The courts, however, have split on two important issues concerning the ecclesiastical abstention doctrine: (1) whether the doctrine provides religious officials with immunity from defamation suits when the allegedly defamatory statement was made during a religious proceeding; and (2) whether the doctrine prevents religious institutions from being sued for negligently hiring, retaining, or supervising members of their clergy. This latter issue is particularly important given the "tidal wave of litigation" that followed the Catholic Church's sexual abuse scandals. At least one scholar has argued that the ecclesiastical abstention doctrine should not shield religious organizations from lawsuits for negligently hiring, retaining, or supervising their clergy, especially in cases involving child molestation.
For an overview of the ecclesiastical abstention doctrine, see Alexander J. Lindvall, Forgive Me, Your Honor, For I Have Sinned: Limiting the Ecclesiastical Abstention Doctrine to Allow Suits for Defamation and Negligent Employment Practices, 72 South Carolina Law Review 25, 29-35 (2020).

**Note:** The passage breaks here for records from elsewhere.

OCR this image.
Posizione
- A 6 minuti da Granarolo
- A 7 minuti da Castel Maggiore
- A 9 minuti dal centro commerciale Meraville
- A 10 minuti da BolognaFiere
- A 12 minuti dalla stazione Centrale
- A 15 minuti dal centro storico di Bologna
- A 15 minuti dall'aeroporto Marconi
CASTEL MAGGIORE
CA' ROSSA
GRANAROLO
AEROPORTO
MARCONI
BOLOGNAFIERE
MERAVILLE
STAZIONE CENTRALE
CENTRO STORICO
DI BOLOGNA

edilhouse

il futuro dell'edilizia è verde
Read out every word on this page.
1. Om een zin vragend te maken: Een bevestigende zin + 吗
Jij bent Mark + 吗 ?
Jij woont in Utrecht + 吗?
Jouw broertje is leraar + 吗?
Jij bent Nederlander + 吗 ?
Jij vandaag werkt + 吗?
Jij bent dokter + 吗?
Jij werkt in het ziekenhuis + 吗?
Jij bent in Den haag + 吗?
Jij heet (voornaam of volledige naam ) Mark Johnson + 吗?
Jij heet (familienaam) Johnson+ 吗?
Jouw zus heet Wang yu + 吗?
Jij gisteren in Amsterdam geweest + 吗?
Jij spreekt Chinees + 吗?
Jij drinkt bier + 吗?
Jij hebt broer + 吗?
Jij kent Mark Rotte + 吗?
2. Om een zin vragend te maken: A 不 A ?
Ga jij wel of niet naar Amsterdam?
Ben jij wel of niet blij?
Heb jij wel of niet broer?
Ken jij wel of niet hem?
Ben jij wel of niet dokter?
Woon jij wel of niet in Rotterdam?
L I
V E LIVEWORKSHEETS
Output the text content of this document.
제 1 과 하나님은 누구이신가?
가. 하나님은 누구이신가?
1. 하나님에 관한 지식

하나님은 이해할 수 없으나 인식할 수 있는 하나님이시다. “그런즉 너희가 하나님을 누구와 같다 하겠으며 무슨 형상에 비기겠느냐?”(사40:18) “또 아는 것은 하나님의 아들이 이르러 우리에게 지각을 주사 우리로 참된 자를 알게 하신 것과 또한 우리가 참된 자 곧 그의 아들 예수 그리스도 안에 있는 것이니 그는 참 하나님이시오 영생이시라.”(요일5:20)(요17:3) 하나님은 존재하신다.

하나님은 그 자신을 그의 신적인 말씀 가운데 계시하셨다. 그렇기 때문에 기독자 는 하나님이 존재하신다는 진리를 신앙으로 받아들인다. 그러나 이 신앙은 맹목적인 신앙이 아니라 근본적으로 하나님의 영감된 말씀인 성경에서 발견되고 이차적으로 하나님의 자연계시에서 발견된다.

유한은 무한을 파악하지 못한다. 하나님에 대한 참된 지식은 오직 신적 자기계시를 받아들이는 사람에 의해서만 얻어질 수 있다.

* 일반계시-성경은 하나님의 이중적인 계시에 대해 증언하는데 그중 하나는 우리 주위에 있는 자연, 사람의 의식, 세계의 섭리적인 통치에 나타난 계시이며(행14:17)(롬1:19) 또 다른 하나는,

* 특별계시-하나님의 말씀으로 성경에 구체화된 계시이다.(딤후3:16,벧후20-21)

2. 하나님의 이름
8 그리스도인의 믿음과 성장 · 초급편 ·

The Rooker-Feldman doctrine has some characteristics of an abstention doctrine, because it prohibits federal court review of state court actions. However, it does not require federal courts to abstain from hearing cases pending action in the state court, but instead deems that federal courts lack jurisdiction to hear cases already fully decided in state courts. The doctrine is not a judicially created exception to federal jurisdiction. Rather, the Rooker and Feldman cases simply recognized the fact that Congress has not granted the federal district or appeals courts statutory jurisdiction to consider appeals of state court decisions, only the US Supreme Court via a writ of certiorari). It is an open question whether Congress could grant such jurisdiction.
No national rule requires state courts to abstain from hearing cases brought in federal courts or in courts of other states, though the All Writs Act permits federal courts to enjoin state courts from hearing matters if necessary to preserve the jurisdiction of the federal court. But every state has some doctrine that lets its courts stay actions to avoid duplicative litigation.
Some states have doctrines that let state courts abstain from hearing cases already pending in other kinds of tribunals. For example, in Gavle v. Little Six, Inc., 555 N.W.2d 284 (Minn. 1996), the Minnesota Supreme Court upheld abstention where the state court might "undermine the authority of the tribal courts over Reservation affairs" or "infringe on the right of Indians to govern themselves".